Irn-Bru maker AG Barr expects to report higher profit, shrugging off the new sugar tax, but warned that it expects continued uncertainty due to Brexit and further regulatory intervention.
The Scottish soft drinks company expects to post full-year profit ahead of the previous year and in line with expectations.
Revenue is expected to be around £277 million for the year ending January 26, up about 5 per cent from the £264.1 million of a year earlier.
AG Barr, which also makes Rubicon and Tizer, said the impact of the sugar levy “has been evident across the UK soft drinks market with value growth significantly outstripping volume in the period”, but it expects to return to a “more value-led trading strategy” this year.

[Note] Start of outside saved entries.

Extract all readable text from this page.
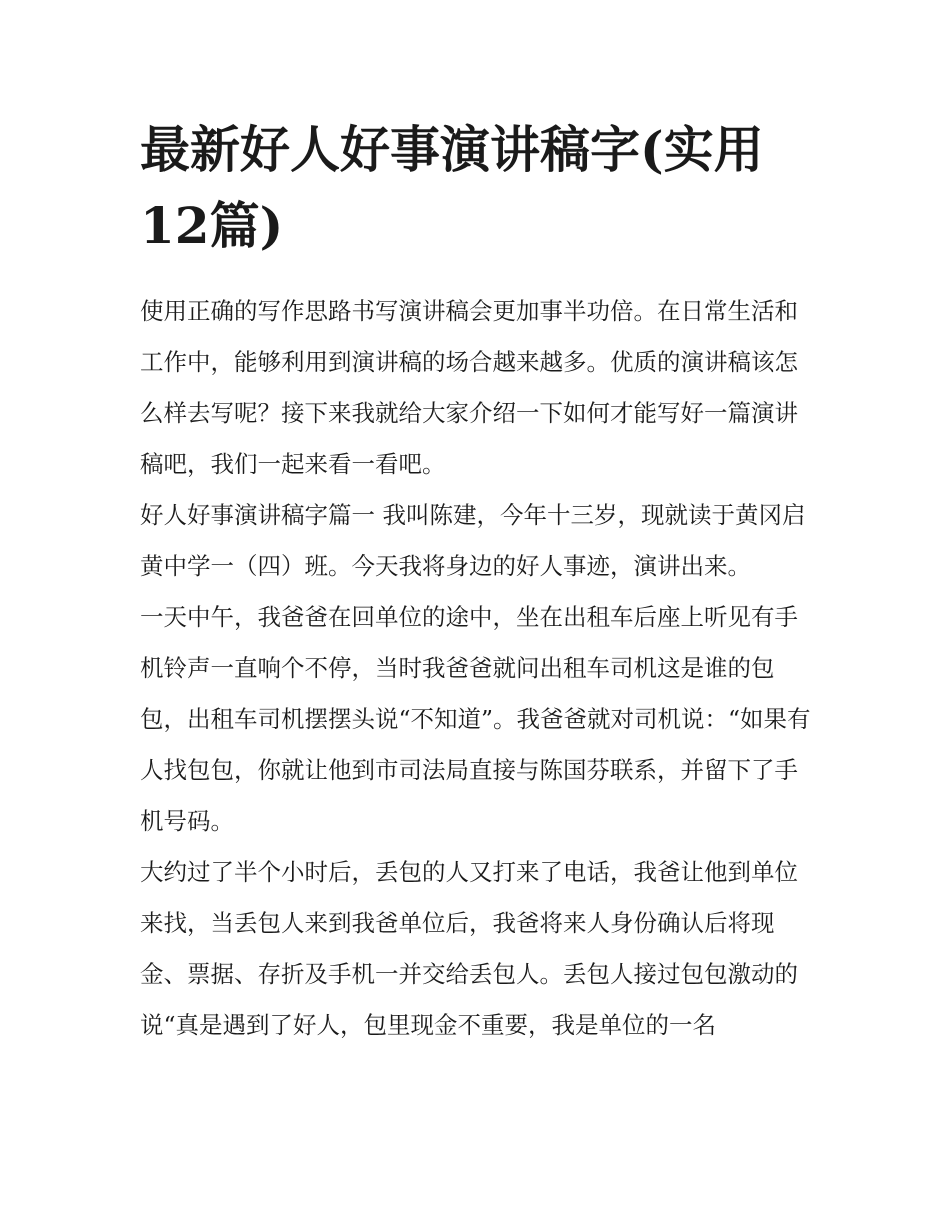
最新好人好事演讲稿字(实用12篇)

使用正确的写作思路书写演讲稿会更加事半功倍。在日常生活和工作中，能够利用到演讲稿的场合越来越多。优质的演讲稿该怎么样去写呢？接下来我就给大家介绍一下如何才能写好一篇演讲稿吧，我们一起来看一看吧。

好人好事演讲稿字篇一 我叫陈建，今年十三岁，现就读于黄冈启黄中学一（四）班。今天我将身边的好人事迹，演讲出来。

一天中午，我爸爸在回单位的途中，坐在出租车后座上听见有手机铃声一直响个不停，当时我爸爸就问出租车司机这是谁的包包，出租车司机摆摆头说“不知道”。我爸爸就对司机说：“如果有人找包包，你就让他到市司法局直接与陈国芬联系，并留下了手机号码。

大约过了半个小时后，丢包的人又打来了电话，我爸让他到单位来找，当丢包人来到我爸单位后，我爸将来人身份确认后将现金、票据、存折及手机一并交给丢包人。丢包人接过包包激动的说“真是遇到了好人，包里现金不重要，我是单位的一名
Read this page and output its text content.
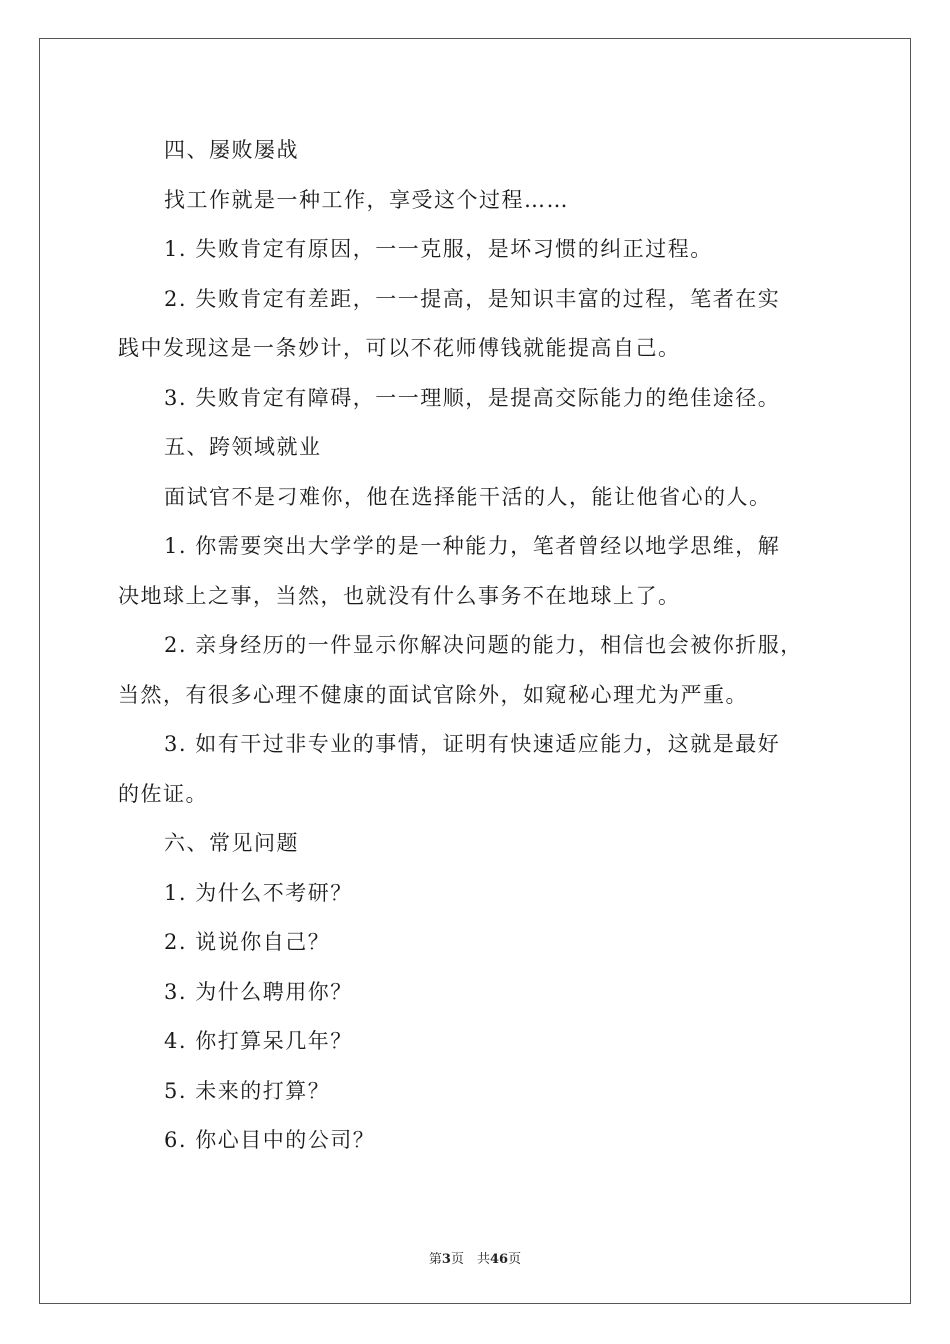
四、屡败屡战

找工作就是一种工作，享受这个过程……

1. 失败肯定有原因，一一克服，是坏习惯的纠正过程。

2. 失败肯定有差距，一一提高，是知识丰富的过程，笔者在实

践中发现这是一条妙计，可以不花师傅钱就能提高自己。

3. 失败肯定有障碍，一一理顺，是提高交际能力的绝佳途径。

五、跨领域就业

面试官不是刁难你，他在选择能干活的人，能让他省心的人。

1. 你需要突出大学学的是一种能力，笔者曾经以地学思维，解

决地球上之事，当然，也就没有什么事务不在地球上了。

2. 亲身经历的一件显示你解决问题的能力，相信也会被你折服，

当然，有很多心理不健康的面试官除外，如窥秘心理尤为严重。

3. 如有干过非专业的事情，证明有快速适应能力，这就是最好

的佐证。

六、常见问题

1. 为什么不考研？

2. 说说你自己？

3. 为什么聘用你？

4. 你打算呆几年？

5. 未来的打算？

6. 你心目中的公司？

第3页　共46页
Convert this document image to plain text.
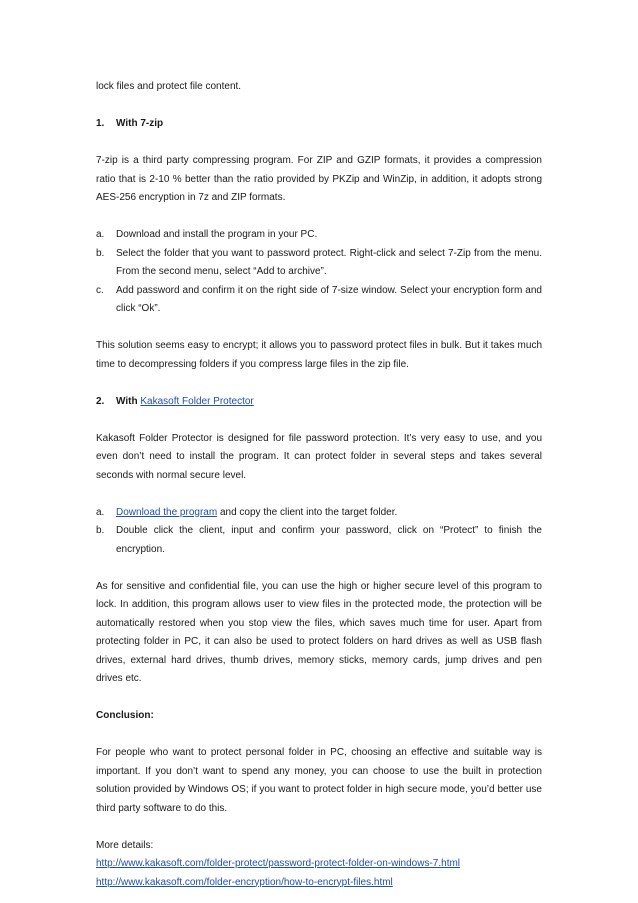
lock files and protect file content.

1. With 7-zip

7-zip is a third party compressing program. For ZIP and GZIP formats, it provides a compression ratio that is 2-10 % better than the ratio provided by PKZip and WinZip, in addition, it adopts strong AES-256 encryption in 7z and ZIP formats.

a. Download and install the program in your PC.
b. Select the folder that you want to password protect. Right-click and select 7-Zip from the menu. From the second menu, select “Add to archive”.
c. Add password and confirm it on the right side of 7-size window. Select your encryption form and click “Ok”.

This solution seems easy to encrypt; it allows you to password protect files in bulk. But it takes much time to decompressing folders if you compress large files in the zip file.

2. With Kakasoft Folder Protector

Kakasoft Folder Protector is designed for file password protection. It’s very easy to use, and you even don’t need to install the program. It can protect folder in several steps and takes several seconds with normal secure level.

a. Download the program and copy the client into the target folder.
b. Double click the client, input and confirm your password, click on “Protect” to finish the encryption.

As for sensitive and confidential file, you can use the high or higher secure level of this program to lock. In addition, this program allows user to view files in the protected mode, the protection will be automatically restored when you stop view the files, which saves much time for user. Apart from protecting folder in PC, it can also be used to protect folders on hard drives as well as USB flash drives, external hard drives, thumb drives, memory sticks, memory cards, jump drives and pen drives etc.

Conclusion:

For people who want to protect personal folder in PC, choosing an effective and suitable way is important. If you don’t want to spend any money, you can choose to use the built in protection solution provided by Windows OS; if you want to protect folder in high secure mode, you’d better use third party software to do this.

More details:

http://www.kakasoft.com/folder-protect/password-protect-folder-on-windows-7.html

http://www.kakasoft.com/folder-encryption/how-to-encrypt-files.html
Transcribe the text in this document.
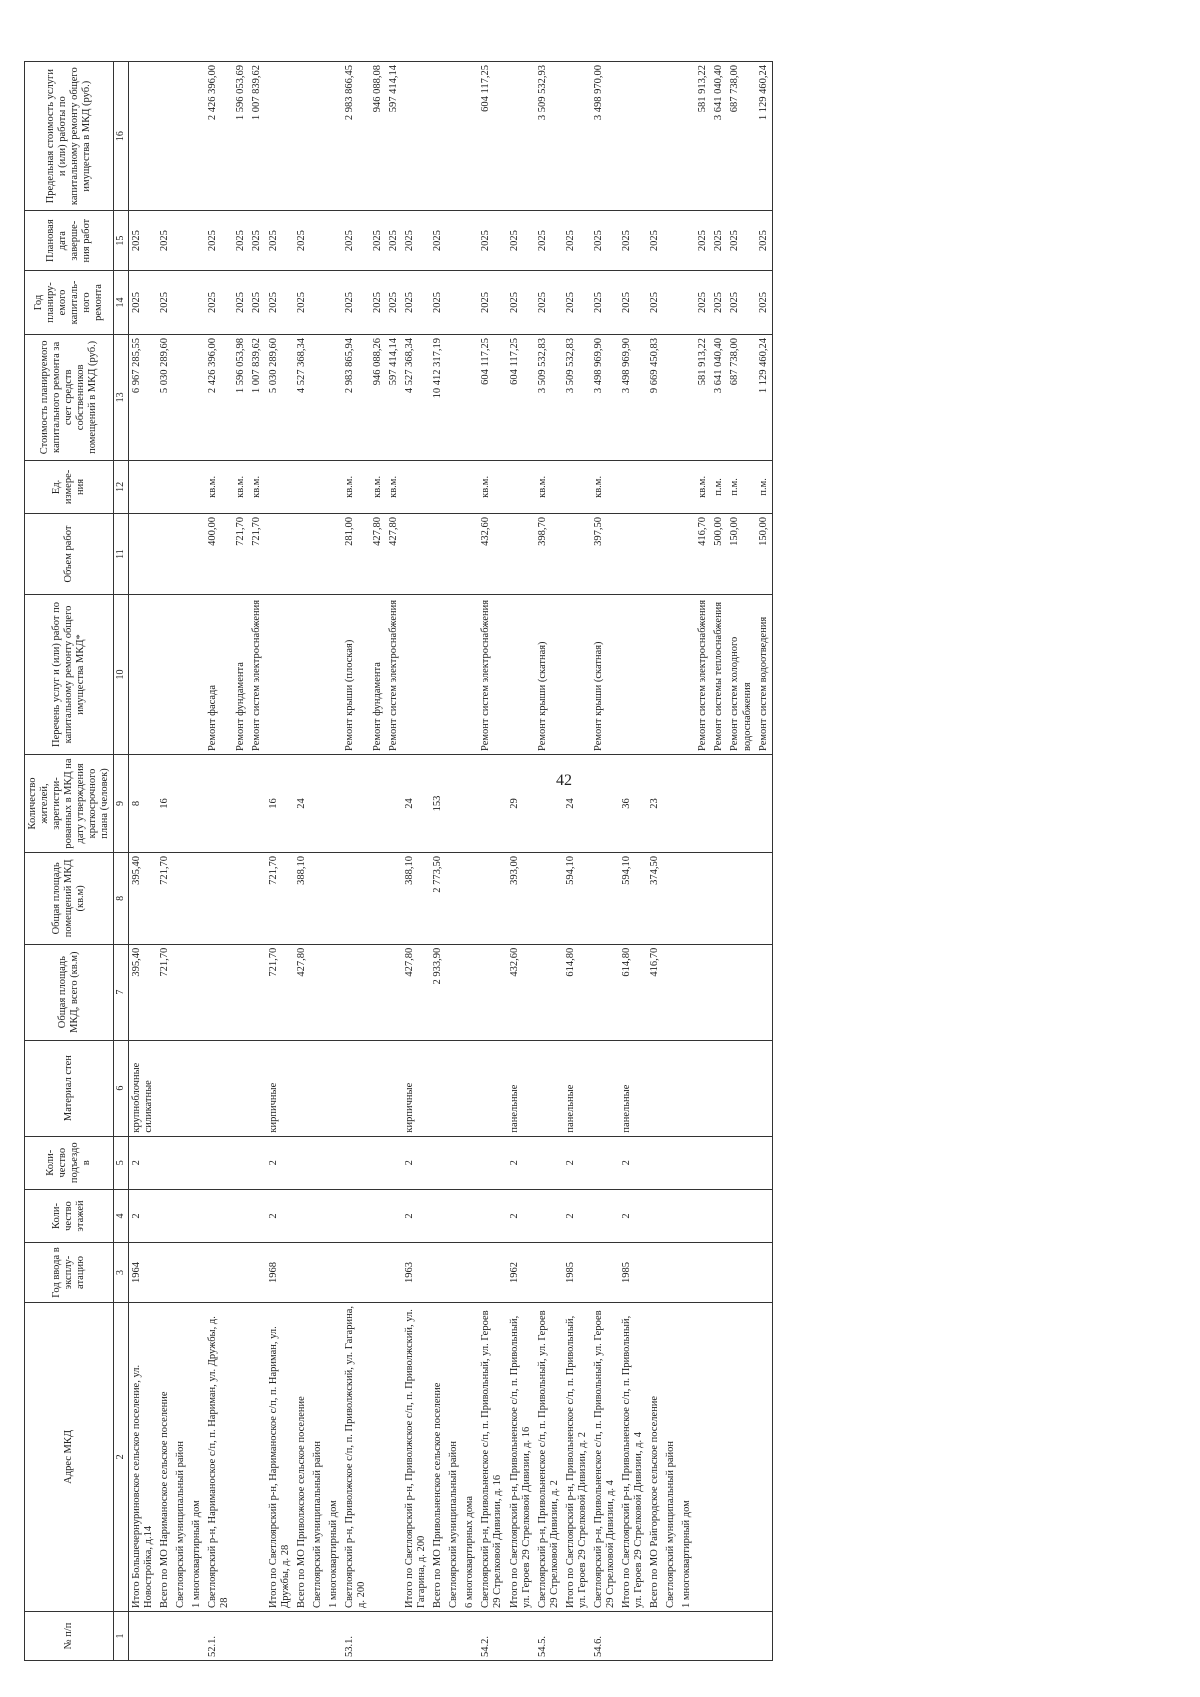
42
№ п/п	Адрес МКД	Год ввода в эксплу-атацию	Коли-чество этажей	Коли-чество подъездо в	Материал стен	Общая площадь МКД, всего (кв.м)	Общая площадь помещений МКД (кв.м)	Количество жителей, зарегистри-рованных в МКД на дату утверждения краткосрочного плана (человек)	Перечень услуг и (или) работ по капитальному ремонту общего имущества МКД*	Объем работ	Ед. измере-ния	Стоимость планируемого капитального ремонта за счет средств собственников помещений в МКД (руб.)	Год планиру-емого капиталь-ного ремонта	Плановая дата заверше-ния работ	Предельная стоимость услуги и (или) работы по капитальному ремонту общего имущества в МКД (руб.)
1	2	3	4	5	6	7	8	9	10	11	12	13	14	15	16
	Итого Большечернуриновское сельское поселение, ул. Новостройка, д.14	1964	2	2	крупноблочные силикатные	395,40	395,40	8				6 967 285,55	2025	2025	
	Всего по МО Нариманоское сельское поселение					721,70	721,70	16				5 030 289,60	2025	2025	
	Светлоярский муниципальный район														
	1 многоквартирный дом														
52.1.	Светлоярский р-н, Нариманоское с/п, п. Нариман, ул. Дружбы, д. 28								Ремонт фасада	400,00	кв.м.	2 426 396,00	2025	2025	2 426 396,00
									Ремонт фундамента	721,70	кв.м.	1 596 053,98	2025	2025	1 596 053,69
									Ремонт систем электроснабжения	721,70	кв.м.	1 007 839,62	2025	2025	1 007 839,62
	Итого по Светлоярский р-н, Нариманоское с/п, п. Нариман, ул. Дружбы, д. 28	1968	2	2	кирпичные	721,70	721,70	16				5 030 289,60	2025	2025	
	Всего по МО Приволжское сельское поселение					427,80	388,10	24				4 527 368,34	2025	2025	
	Светлоярский муниципальный район														
	1 многоквартирный дом														
53.1.	Светлоярский р-н, Приволжское с/п, п. Приволжский, ул. Гагарина, д. 200								Ремонт крыши (плоская)	281,00	кв.м.	2 983 865,94	2025	2025	2 983 866,45
									Ремонт фундамента	427,80	кв.м.	946 088,26	2025	2025	946 088,08
									Ремонт систем электроснабжения	427,80	кв.м.	597 414,14	2025	2025	597 414,14
	Итого по Светлоярский р-н, Приволжское с/п, п. Приволжский, ул. Гагарина, д. 200	1963	2	2	кирпичные	427,80	388,10	24				4 527 368,34	2025	2025	
	Всего по МО Привольненское сельское поселение					2 933,90	2 773,50	153				10 412 317,19	2025	2025	
	Светлоярский муниципальный район														
	6 многоквартирных дома														
54.2.	Светлоярский р-н, Привольненское с/п, п. Привольный, ул. Героев 29 Стрелковой Дивизии, д. 16								Ремонт систем электроснабжения	432,60	кв.м.	604 117,25	2025	2025	604 117,25
	Итого по Светлоярский р-н, Привольненское с/п, п. Привольный, ул. Героев 29 Стрелковой Дивизии, д. 16	1962	2	2	панельные	432,60	393,00	29				604 117,25	2025	2025	
54.5.	Светлоярский р-н, Привольненское с/п, п. Привольный, ул. Героев 29 Стрелковой Дивизии, д. 2								Ремонт крыши (скатная)	398,70	кв.м.	3 509 532,83	2025	2025	3 509 532,93
	Итого по Светлоярский р-н, Привольненское с/п, п. Привольный, ул. Героев 29 Стрелковой Дивизии, д. 2	1985	2	2	панельные	614,80	594,10	24				3 509 532,83	2025	2025	
54.6.	Светлоярский р-н, Привольненское с/п, п. Привольный, ул. Героев 29 Стрелковой Дивизии, д. 4								Ремонт крыши (скатная)	397,50	кв.м.	3 498 969,90	2025	2025	3 498 970,00
	Итого по Светлоярский р-н, Привольненское с/п, п. Привольный, ул. Героев 29 Стрелковой Дивизии, д. 4	1985	2	2	панельные	614,80	594,10	36				3 498 969,90	2025	2025	
	Всего по МО Райгородское сельское поселение					416,70	374,50	23				9 669 450,83	2025	2025	
	Светлоярский муниципальный район														
	1 многоквартирный дом														
									Ремонт систем электроснабжения	416,70	кв.м.	581 913,22	2025	2025	581 913,22
									Ремонт системы теплоснабжения	500,00	п.м.	3 641 040,40	2025	2025	3 641 040,40
									Ремонт систем холодного водоснабжения	150,00	п.м.	687 738,00	2025	2025	687 738,00
									Ремонт систем водоотведения	150,00	п.м.	1 129 460,24	2025	2025	1 129 460,24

The firm revamped Irn-Bru and other drinks ranges to reduce the sugar content ahead of the launch of the new UK soft drinks sugar tax last April.
The group stopped making the original full-sugar version last January - but the move prompted a backlash among loyal Irn-Bru fans.
The company also warned that “further regulatory intervention is on the horizon” for the soft drinks industry and that “consumer dynamics continue to evolve”.
It also flagged that “current political and economic uncertainty in the UK looks set to continue”.
Sophie Lund-Yates, equity analyst at Hargreaves Lansdown, said sugar tax-related price hikes mean volume growth has been slow for the soft drinks industry, but that AG Barr bucked the trend.
Full-year results are expected to be announced on March 26.